Co najlepsze dla ucznia?

W dyskusji nad kształtem Karty Nauczyciela stawia się pytanie, co byłoby dobre dla ucznia. Karta, jak wiadomo, daje nauczycielom bezpieczeństwo zatrudnienia. Likwidacja Karty ma ułatwić zwalnianie belfrów. Skorzysta na tym niewątpliwie dyrekcja (większa władza nad pracownikami) oraz organ prowadzący szkołę (możliwość zatrudniania tańszego personelu). Czy skorzystają także uczniowie?

Zaobserwowałem, że dzieci wykazują znaczną skłonność do rozwiązywania problemów w relacjach międzyludzkich poprzez zrywanie więzów i nawiązywanie nowych. Jak z przyjacielem jest kłopot, to zmienia się przyjaciela. Zdarza się, że przy pierwszej kłótni dzieci mają ochotę zmienić także swoich rodziców. Pewien rodzic opowiadał, że jego dziecko, a mój uczeń, zaczęło się pakować w środku nocy. Na pytanie, dokąd pójdzie, odpowiedziało, że do wychowawcy. Szkoda, że istnieje Karta Rodzica. Gdyby nie ona, można by zwalniać rodziców pod byle pretekstem, wyprosić ich z domu i wziąć sobie nowych. A tak trzeba się starać dojść do porozumienia ze starymi.

Gdy pracowałem w szkole prywatnej, w której nie działała Karta Nauczyciela, uczniowie utożsamiali się z pracodawcą i mówili, chcąc sprawić mi przyjemność: „Nie zwolnimy pana.

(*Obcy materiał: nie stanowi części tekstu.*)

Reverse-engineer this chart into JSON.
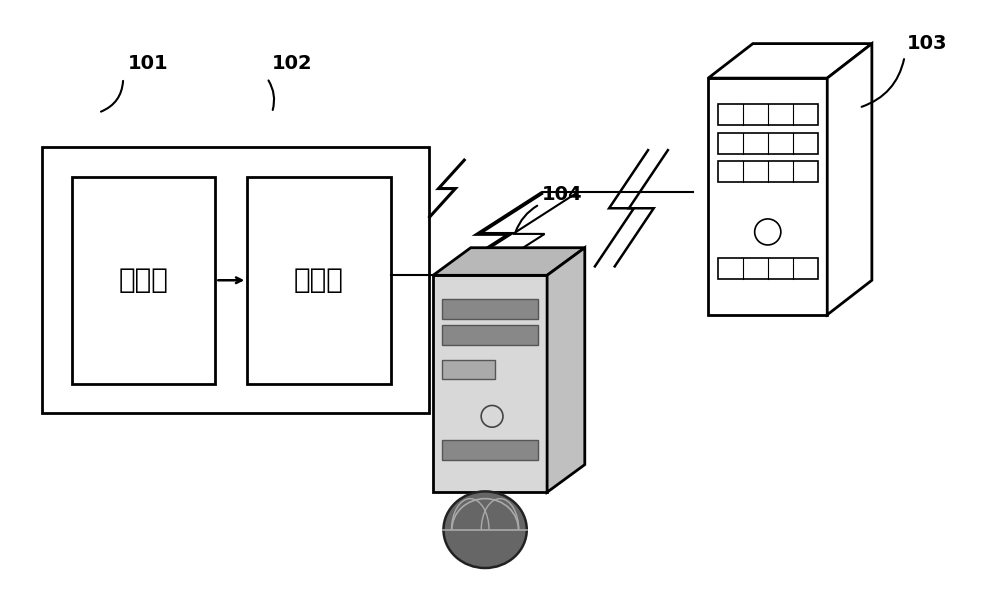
{
  "bg_color": "#ffffff",
  "label_101": "101",
  "label_102": "102",
  "label_103": "103",
  "label_104": "104",
  "text_client": "客户端",
  "text_kernel": "内核层",
  "line_color": "#000000",
  "font_size_label": 14,
  "font_size_chinese": 20
}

Napiszemy w ankietach, że może pan tu pracować”. Byłem też świadkiem, jak po źle napisanej klasówce z matematyki mówili, że trzeba zwolnić nauczycielkę tego przedmiotu. Padały słowa w rodzaju: „Trzeba ją zwolnić”. Naprawdę miałem wrażenie, że o moim losie decydują wyłącznie uczniowie. Nauczyciele w pewnym stopniu trochę bardziej się starali niż tam, gdzie działa Karta Nauczyciela, jednak to wcale nie przynosiło korzyści młodym ludziom. Miałem wręcz wrażenie, że uczniom poprzewracało się w głowach.

Kartę Nauczyciela możemy zostawić, zmienić albo całkowicie znieść. Jednak nie opowiadajmy nonsensów, że możliwość szybkiego zwalniania nauczycieli jest dobra dla uczniów. Obecnie w niejednej rodzinie ma miejsce terror nastolatków. Dzieci decydują o wszystkim, wymuszają na rodzicach, co tylko chcą, a dorośli dla świętego spokoju pozwalają na to. Czy chcemy, aby podobny terror odbywał się w szkołach? W prywatnej placówce, gdzie pracowałem, uczniowie terroryzowali mnie prośbami w rodzaju „zróbmy wolną lekcję” (tzn. pooglądajmy film albo porozmawiajmy o głupotach). Aby nabić sobie punktów, czasem się na to zgadzałem. W rzeczywistości na takiej lekcji bardzo tracili, ale nie mieli o tym pojęcia. Myśleli o teraźniejszości.

Nauczanie i wychowywanie dzieci to nie tylko dbanie o teraźniejszą przyjemność, ale przede wszystkim troska o przyszłość. Dziecko może mieć mylne wrażenie, że rodzice czy nauczyciele szkodzą mu, tymczasem oni troszczą się o jego lepszą przyszłość. Trzeba dojrzałości, aby docenić troskę tych, którzy opiekowali się nami w dzieciństwie. Dajmy dzieciom prawo wymieniania nauczyciela na lepszy model, a uczynimy z nich nieczułe potwory. O przyszłości Karty Nauczyciela można dyskutować, jednak bez mydlenia oczu naiwnym, że to dla dobra dzieci.